Last year Palantir consolidated 75 Army contracts into a single $10 billion channel. This week Palantir doubled it with a $20 billion enterprise agreement wrapping hardware, software, and live counter-drone missions into one vendor pipeline, called Anduril. Fortune calls it a turning point. It is, for corruption. Palantir and Anduril literally are the same people. Three of Anduril’s five co-founders (Trae Stephens, Matt Grimm, and Brian Schimpf) came directly from Palantir. Stephens was personally recruited from Palantir by Peter Thiel. Founders Fund, Thiel’s venture firm, incubated both companies and recently wrote Anduril a $1 billion check, the largest in the fund’s history. The two companies have formed a consortium to jointly bid on government contracts. As I wrote when this war started, Palantir assessed the threat, justified the war, targeted the strikes, and profits from the continuation. Anduril, also known as the defense lemon whose VR headset made people nauseous and whose Thiel-backed drones failed every military test in Britain and Germany, now closes the kill chain by owning the weapons end of the same pipeline, under the same investor, inside the same procurement structure built to bypass the competitive oversight Palantir once sued to enforce when it served their entry.
Fortune doesn’t get it. They want to celebrate Silicon Valley greed disrupting Pentagon procurement. It isn’t.

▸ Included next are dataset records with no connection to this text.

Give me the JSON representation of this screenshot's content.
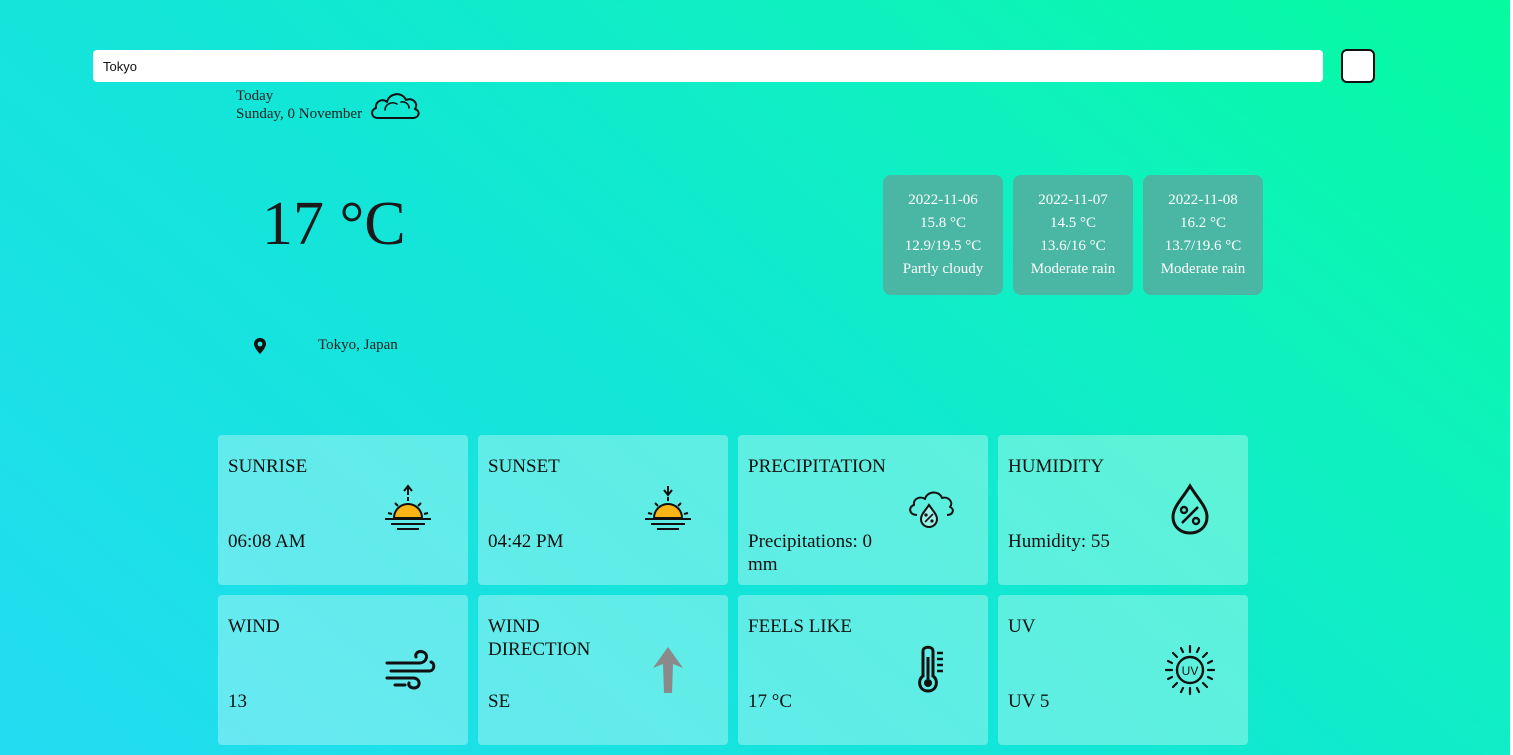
{
  "search": {
    "value": "Tokyo",
    "button_icon": "blank-square-icon"
  },
  "today": {
    "label": "Today",
    "date": "Sunday, 0 November",
    "icon": "cloud-icon",
    "temperature": "17 °C",
    "location": "Tokyo, Japan",
    "location_icon": "map-pin-icon"
  },
  "forecast": [
    {
      "date": "2022-11-06",
      "avg": "15.8 °C",
      "range": "12.9/19.5 °C",
      "condition": "Partly cloudy"
    },
    {
      "date": "2022-11-07",
      "avg": "14.5 °C",
      "range": "13.6/16 °C",
      "condition": "Moderate rain"
    },
    {
      "date": "2022-11-08",
      "avg": "16.2 °C",
      "range": "13.7/19.6 °C",
      "condition": "Moderate rain"
    }
  ],
  "tiles": {
    "sunrise": {
      "title": "SUNRISE",
      "value": "06:08 AM",
      "icon": "sunrise-icon"
    },
    "sunset": {
      "title": "SUNSET",
      "value": "04:42 PM",
      "icon": "sunset-icon"
    },
    "precipitation": {
      "title": "PRECIPITATION",
      "value": "Precipitations: 0 mm",
      "icon": "cloud-percent-icon"
    },
    "humidity": {
      "title": "HUMIDITY",
      "value": "Humidity: 55",
      "icon": "humidity-drop-icon"
    },
    "wind": {
      "title": "WIND",
      "value": "13",
      "icon": "wind-icon"
    },
    "wind_direction": {
      "title": "WIND DIRECTION",
      "value": "SE",
      "icon": "direction-arrow-icon"
    },
    "feels_like": {
      "title": "FEELS LIKE",
      "value": "17 °C",
      "icon": "thermometer-icon"
    },
    "uv": {
      "title": "UV",
      "value": "UV 5",
      "icon": "uv-sun-icon"
    }
  },
  "colors": {
    "background_start": "#23dcf2",
    "background_end": "#05fb9f",
    "forecast_card": "#4ab7a4",
    "sun_fill": "#f9b416",
    "arrow_gray": "#8a8a8a"
  }
}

It’s just a vertically integrated weapons conglomerate assembled through venture capital instead of mergers, run by a man who promoted Carl Schmitt’s Nazi legal theory at Stanford, told the world in 2009 that freedom and democracy are incompatible, and built a surveillance infrastructure that the Army’s own officials have called garbage while billing billions for vendor lock-in they engineered. Is he a Nazi? I’m just asking questions here.
The fixed-price contracts Fortune celebrates as “risk transfer” are a dumb trap: Boeing ate $7 billion on the KC-46 tanker under the same structure, which Fortune mentions in the same article without connecting it to what they’re celebrating. The honeymoon pricing locks the Army in. The reliability problems surface later. By then, training is hooked to the interface, logistics chains are optimized for the components, and the “solution” is more Anduril.
This just proves there is no defense lemon law.
Palantir’s stock rose 15% the week the Iran war started. Karp went on CNBC to carp about how many people his product helped kill. Anduril’s $20 billion deal was announced while American bombs are still falling on Iranian children. This is not an actual defense company story. The guy who grew up a Nazi has built a war economy that needs war, and now it’s wired into the Pentagon under enterprise agreements designed to make removal take much longer than the endless wars it starts.